The abundance of viewing on digital platforms has put to rest the notion that “premium” content is the only way to attract eyeballs. Now, people describe good content as something personal and relevant that relates to their passions. For instance, in Australia, people are most likely to say their definition of TV now includes YouTube and streaming services like Netflix and Stan. In Indonesia, video users say that YouTube is the No. 1 video platform in delivering content with both mass appeal and personal relevance.2 The new premium is about control and choice, not production values.
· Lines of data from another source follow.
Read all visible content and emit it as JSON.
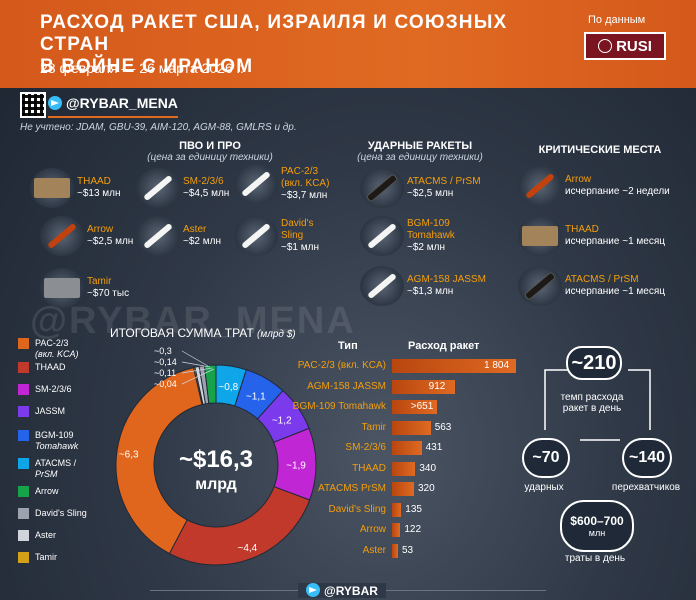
{
  "header": {
    "title_line1": "Расход ракет США, Израиля и союзных стран",
    "title_line2": "в войне с Ираном",
    "dates": "28 февраля — 26 марта 2026 г.",
    "source_label": "По данным",
    "source_logo": "RUSI"
  },
  "brand": {
    "handle": "@RYBAR_MENA",
    "watermark": "@RYBAR_MENA",
    "footer": "@RYBAR"
  },
  "note": "Не учтено: JDAM, GBU-39, AIM-120, AGM-88, GMLRS и др.",
  "pvo": {
    "title": "ПВО И ПРО",
    "subtitle": "(цена за единицу техники)",
    "items": [
      {
        "name": "THAAD",
        "price": "~$13 млн"
      },
      {
        "name": "SM-2/3/6",
        "price": "~$4,5 млн"
      },
      {
        "name": "PAC-2/3",
        "name_sub": "(вкл. KCA)",
        "price": "~$3,7 млн"
      },
      {
        "name": "Arrow",
        "price": "~$2,5 млн"
      },
      {
        "name": "Aster",
        "price": "~$2 млн"
      },
      {
        "name": "David's Sling",
        "price": "~$1 млн"
      },
      {
        "name": "Tamir",
        "price": "~$70 тыс"
      }
    ]
  },
  "strike": {
    "title": "УДАРНЫЕ РАКЕТЫ",
    "subtitle": "(цена за единицу техники)",
    "items": [
      {
        "name": "ATACMS / PrSM",
        "price": "~$2,5 млн"
      },
      {
        "name": "BGM-109 Tomahawk",
        "price": "~$2 млн"
      },
      {
        "name": "AGM-158 JASSM",
        "price": "~$1,3 млн"
      }
    ]
  },
  "critical": {
    "title": "КРИТИЧЕСКИЕ МЕСТА",
    "items": [
      {
        "name": "Arrow",
        "status": "исчерпание ~2 недели"
      },
      {
        "name": "THAAD",
        "status": "исчерпание ~1 месяц"
      },
      {
        "name": "ATACMS / PrSM",
        "status": "исчерпание ~1 месяц"
      }
    ]
  },
  "colors": {
    "orange": "#e0661e",
    "red": "#c0392b",
    "magenta": "#c026d3",
    "violet": "#7c3aed",
    "blue": "#2563eb",
    "teal": "#0ea5e9",
    "green": "#16a34a",
    "grey": "#9ca3af",
    "lightgrey": "#d1d5db",
    "yellow": "#d4a017"
  },
  "chart_data": [
    {
      "type": "pie",
      "title": "ИТОГОВАЯ СУММА ТРАТ",
      "title_unit": "(млрд $)",
      "total_label": "~$16,3",
      "total_unit": "млрд",
      "slices": [
        {
          "name": "PAC-2/3 (вкл. KCA)",
          "value": 6.3,
          "label": "~6,3",
          "color": "#e0661e"
        },
        {
          "name": "THAAD",
          "value": 4.4,
          "label": "~4,4",
          "color": "#c0392b"
        },
        {
          "name": "SM-2/3/6",
          "value": 1.9,
          "label": "~1,9",
          "color": "#c026d3"
        },
        {
          "name": "JASSM",
          "value": 1.2,
          "label": "~1,2",
          "color": "#7c3aed"
        },
        {
          "name": "BGM-109 Tomahawk",
          "value": 1.1,
          "label": "~1,1",
          "color": "#2563eb"
        },
        {
          "name": "ATACMS / PrSM",
          "value": 0.8,
          "label": "~0,8",
          "color": "#0ea5e9"
        },
        {
          "name": "Arrow",
          "value": 0.3,
          "label": "~0,3",
          "color": "#16a34a"
        },
        {
          "name": "David's Sling",
          "value": 0.14,
          "label": "~0,14",
          "color": "#9ca3af"
        },
        {
          "name": "Aster",
          "value": 0.11,
          "label": "~0,11",
          "color": "#d1d5db"
        },
        {
          "name": "Tamir",
          "value": 0.04,
          "label": "~0,04",
          "color": "#d4a017"
        }
      ],
      "legend": [
        {
          "name": "PAC-2/3",
          "sub": "(вкл. KCA)"
        },
        {
          "name": "THAAD"
        },
        {
          "name": "SM-2/3/6"
        },
        {
          "name": "JASSM"
        },
        {
          "name": "BGM-109",
          "sub": "Tomahawk"
        },
        {
          "name": "ATACMS /",
          "sub": "PrSM"
        },
        {
          "name": "Arrow"
        },
        {
          "name": "David's Sling"
        },
        {
          "name": "Aster"
        },
        {
          "name": "Tamir"
        }
      ]
    },
    {
      "type": "bar",
      "col_type": "Тип",
      "col_value": "Расход ракет",
      "categories": [
        "PAC-2/3 (вкл. KCA)",
        "AGM-158 JASSM",
        "BGM-109 Tomahawk",
        "Tamir",
        "SM-2/3/6",
        "THAAD",
        "ATACMS PrSM",
        "David's Sling",
        "Arrow",
        "Aster"
      ],
      "values": [
        1804,
        912,
        651,
        563,
        431,
        340,
        320,
        135,
        122,
        53
      ],
      "value_labels": [
        "1 804",
        "912",
        ">651",
        "563",
        "431",
        "340",
        "320",
        "135",
        "122",
        "53"
      ],
      "xlim": [
        0,
        1804
      ]
    }
  ],
  "stats": {
    "rate_value": "~210",
    "rate_label_1": "темп расхода",
    "rate_label_2": "ракет в день",
    "strike_value": "~70",
    "strike_label": "ударных",
    "interceptor_value": "~140",
    "interceptor_label": "перехватчиков",
    "spend_value": "$600–700",
    "spend_unit": "млн",
    "spend_label": "траты в день"
  }
}
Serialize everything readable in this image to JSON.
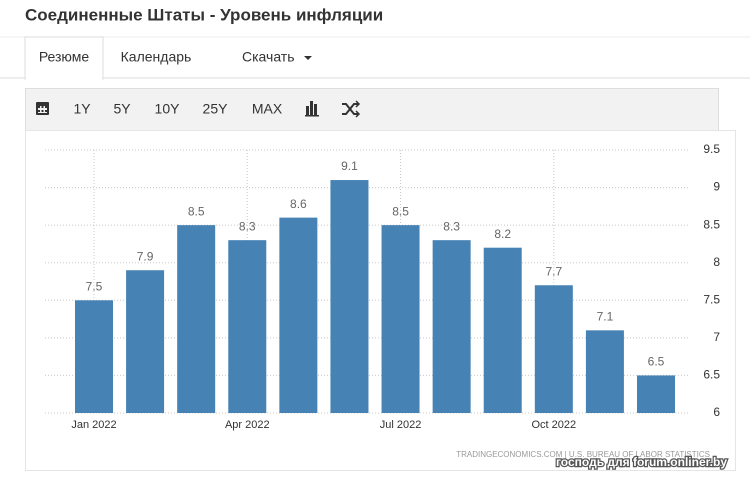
{
  "header": {
    "title": "Соединенные Штаты - Уровень инфляции"
  },
  "tabs": [
    "Резюме",
    "Календарь",
    "Скачать"
  ],
  "toolbar": [
    "1Y",
    "5Y",
    "10Y",
    "25Y",
    "MAX"
  ],
  "chart_data": {
    "type": "bar",
    "categories": [
      "Jan 2022",
      null,
      null,
      "Apr 2022",
      null,
      null,
      "Jul 2022",
      null,
      null,
      "Oct 2022",
      null,
      null
    ],
    "values": [
      7.5,
      7.9,
      8.5,
      8.3,
      8.6,
      9.1,
      8.5,
      8.3,
      8.2,
      7.7,
      7.1,
      6.5
    ],
    "color": "#4682b4",
    "ylim": [
      6,
      9.5
    ],
    "yticks": [
      6,
      6.5,
      7,
      7.5,
      8,
      8.5,
      9,
      9.5
    ],
    "grid": true,
    "source": "TRADINGECONOMICS.COM  |  U.S. BUREAU OF LABOR STATISTICS"
  },
  "watermark": "господь для forum.onliner.by"
}
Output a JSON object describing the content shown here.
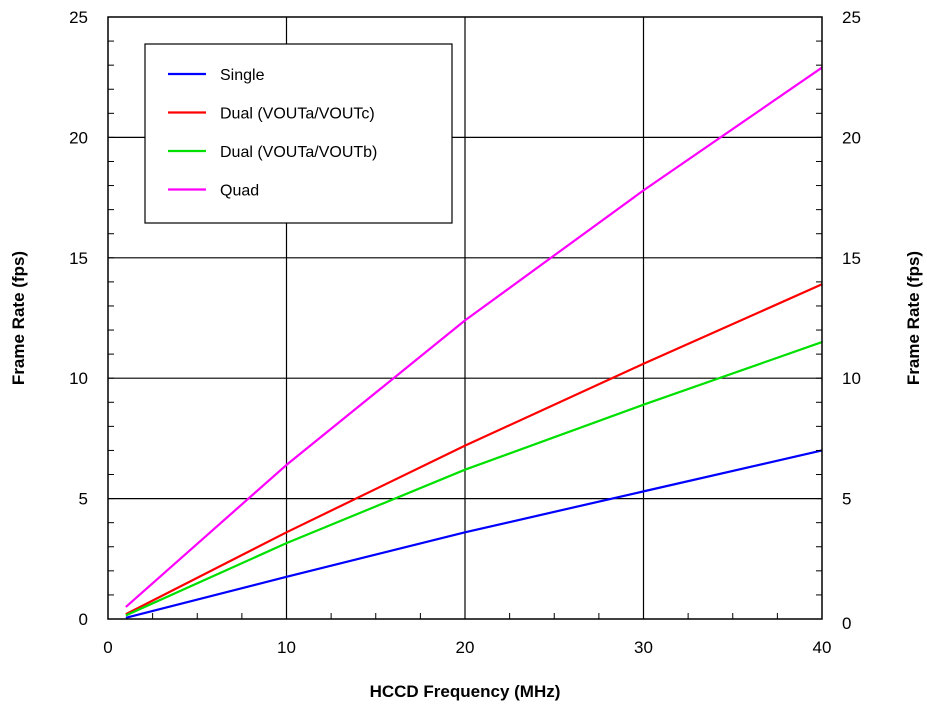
{
  "chart_data": {
    "type": "line",
    "title": "",
    "xlabel": "HCCD Frequency (MHz)",
    "ylabel_left": "Frame Rate (fps)",
    "ylabel_right": "Frame Rate (fps)",
    "xlim": [
      0,
      40
    ],
    "ylim": [
      0,
      25
    ],
    "x_ticks": [
      0,
      10,
      20,
      30,
      40
    ],
    "y_ticks": [
      0,
      5,
      10,
      15,
      20,
      25
    ],
    "grid": true,
    "legend_position": "top-left",
    "series": [
      {
        "name": "Single",
        "color": "#0000ff",
        "x": [
          1,
          10,
          20,
          30,
          40
        ],
        "y": [
          0.05,
          1.75,
          3.6,
          5.3,
          7.0
        ]
      },
      {
        "name": "Dual (VOUTa/VOUTc)",
        "color": "#ff0000",
        "x": [
          1,
          10,
          20,
          30,
          40
        ],
        "y": [
          0.2,
          3.6,
          7.2,
          10.6,
          13.9
        ]
      },
      {
        "name": "Dual (VOUTa/VOUTb)",
        "color": "#00e000",
        "x": [
          1,
          10,
          20,
          30,
          40
        ],
        "y": [
          0.15,
          3.15,
          6.2,
          8.9,
          11.5
        ]
      },
      {
        "name": "Quad",
        "color": "#ff00ff",
        "x": [
          1,
          10,
          20,
          30,
          40
        ],
        "y": [
          0.5,
          6.4,
          12.4,
          17.8,
          22.9
        ]
      }
    ]
  }
}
  • Linear TV is the only way to get a big-screen experience

The growing popularity of connected devices means that old distinctions between network TV, digital, and streaming are disappearing. Between 2019 and 2020, we saw YouTube watch time on TV screens nearly double. This in turn lets people re-create the shared big-screen TV experience and watch together. In Japan, over 50% of those who watch YouTube on TV screens watch it along with family, friends and others.3

  • Low CPMs prove TV’s value

Historically, marketers have cited linear TV’s low cost per impression as evidence of its value relative to more expensive connected and streaming TV inventory. Though impressions may be cheaper, it doesn’t follow that they’re providing more bang for the buck. In fact, recent meta-analysis of 600 MMMs across APAC showed that YouTube generated 3.9X more incremental sales than TV did, and ROI was 1.2X greater than that of TV.
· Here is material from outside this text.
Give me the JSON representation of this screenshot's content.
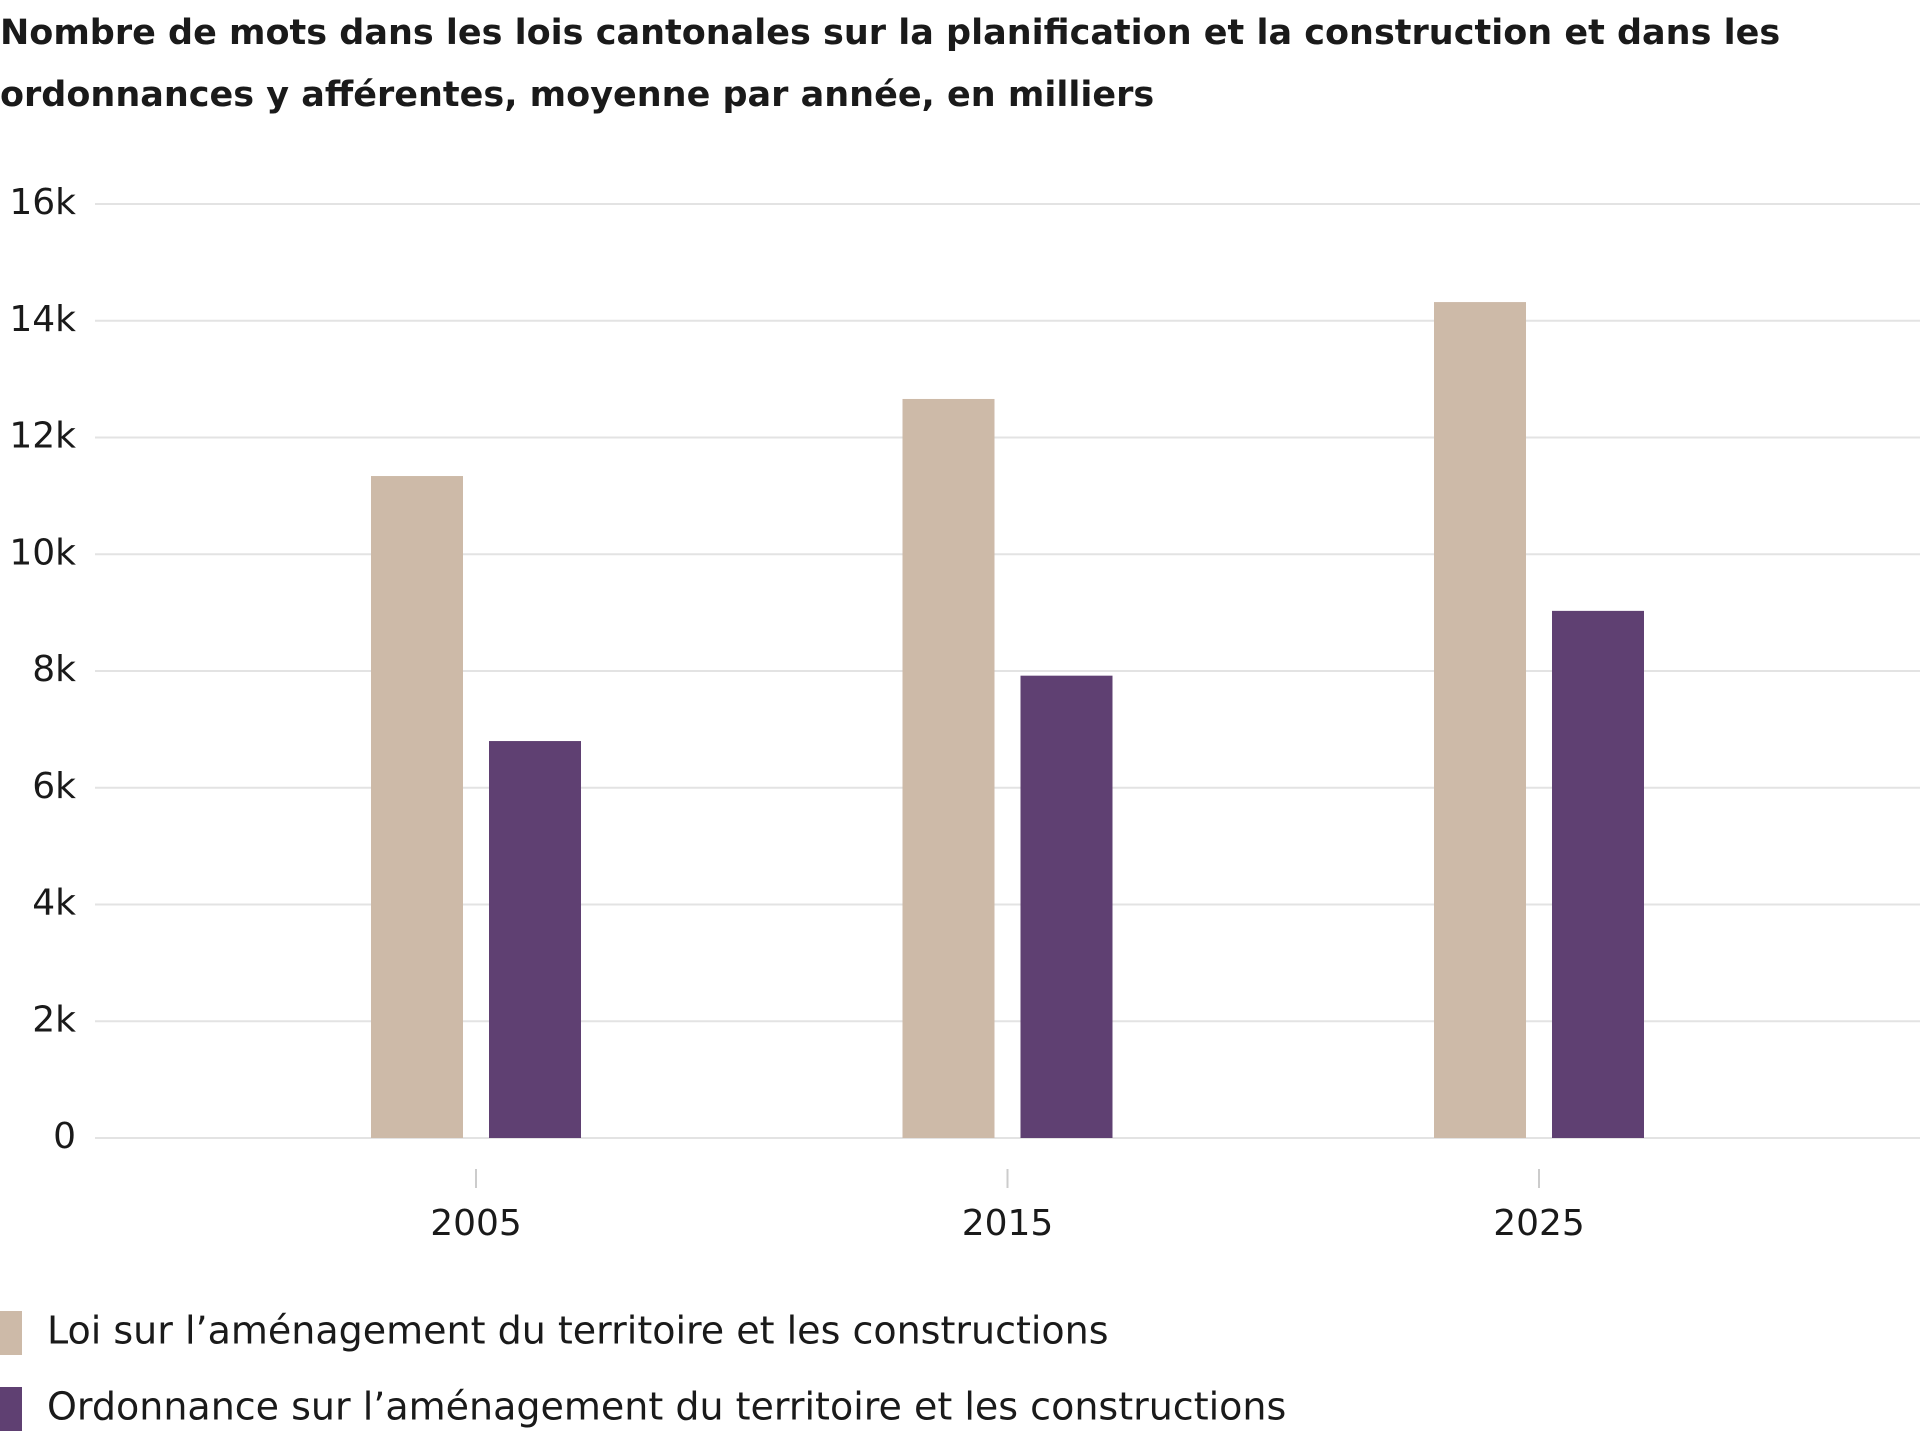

Small steps toward a digital-first mindset

Many marketers are already on a path to digital-first planning, since it provides the best of both worlds: the engaging presence of advertising shown on a large TV screen on one hand and digital’s huge audiences and optimization capabilities on the other. Here are some suggestions for how to accelerate your strategy.

  • Embrace creative freedom in one campaign

Introducing more specific digital-targeting and campaign-flighting options to the TV environment brings the opportunity to tailor your message for different audiences. While consistency is important, you should also push beyond the idea of a single piece of creative.

When Mox, one of Hong Kong’s first virtual banks, launched a consumer credit card, it took a flighted approach with a series of short videos to help people understand how its new virtual banking solutions would satisfy their banking needs and advance their financial goals. It turned to YouTube’s storytelling capabilities, such as video ad sequencing, to launch the short videos. Overall, its YouTube ad campaign generated 5.29 million video views and Mox exceeded its daily acquisition target by more than 50%.

  • Plan TV and digital together to maximize reach

If you use total reach as your primary metric, grow it further by combining linear TV and YouTube. Try using the Reach Planner and cross-media reach reporting which measures reach across multiple platforms. This will help you find the right mix of YouTube and linear TV that optimizes their combined reach.

You can use this strategy to extend your campaign reach or to achieve your current reach targets more efficiently. Nestle in Vietnam achieved 2.6X expanded CTV Campaign reach by combining YouTube’s connected TV capabilities with linear TV for the same core audience over four weeks.

  • Go big somewhere small

If you or your CFO are reluctant to jump straight into the deep end, consider testing an aggressive digital strategy at a small scale. This could be a non-core product line or a small geographic region. Doing something big, such as a large digital-only campaign or a big shift to digital in your media mix, in a less consequential facet of your business will help you better isolate and identify the impact of a digital-first strategy.

Seismic shifts in the landscape require that we all move beyond incremental change. Marketers shouldn’t start out with last year’s plan. Instead, media mixes must be anchored in current consumer viewing habits. The makeup of TV viewing has been steadily changing for years, but recent upheavals and the traction of new services have created an entirely new landscape — and marketers should respond with urgency.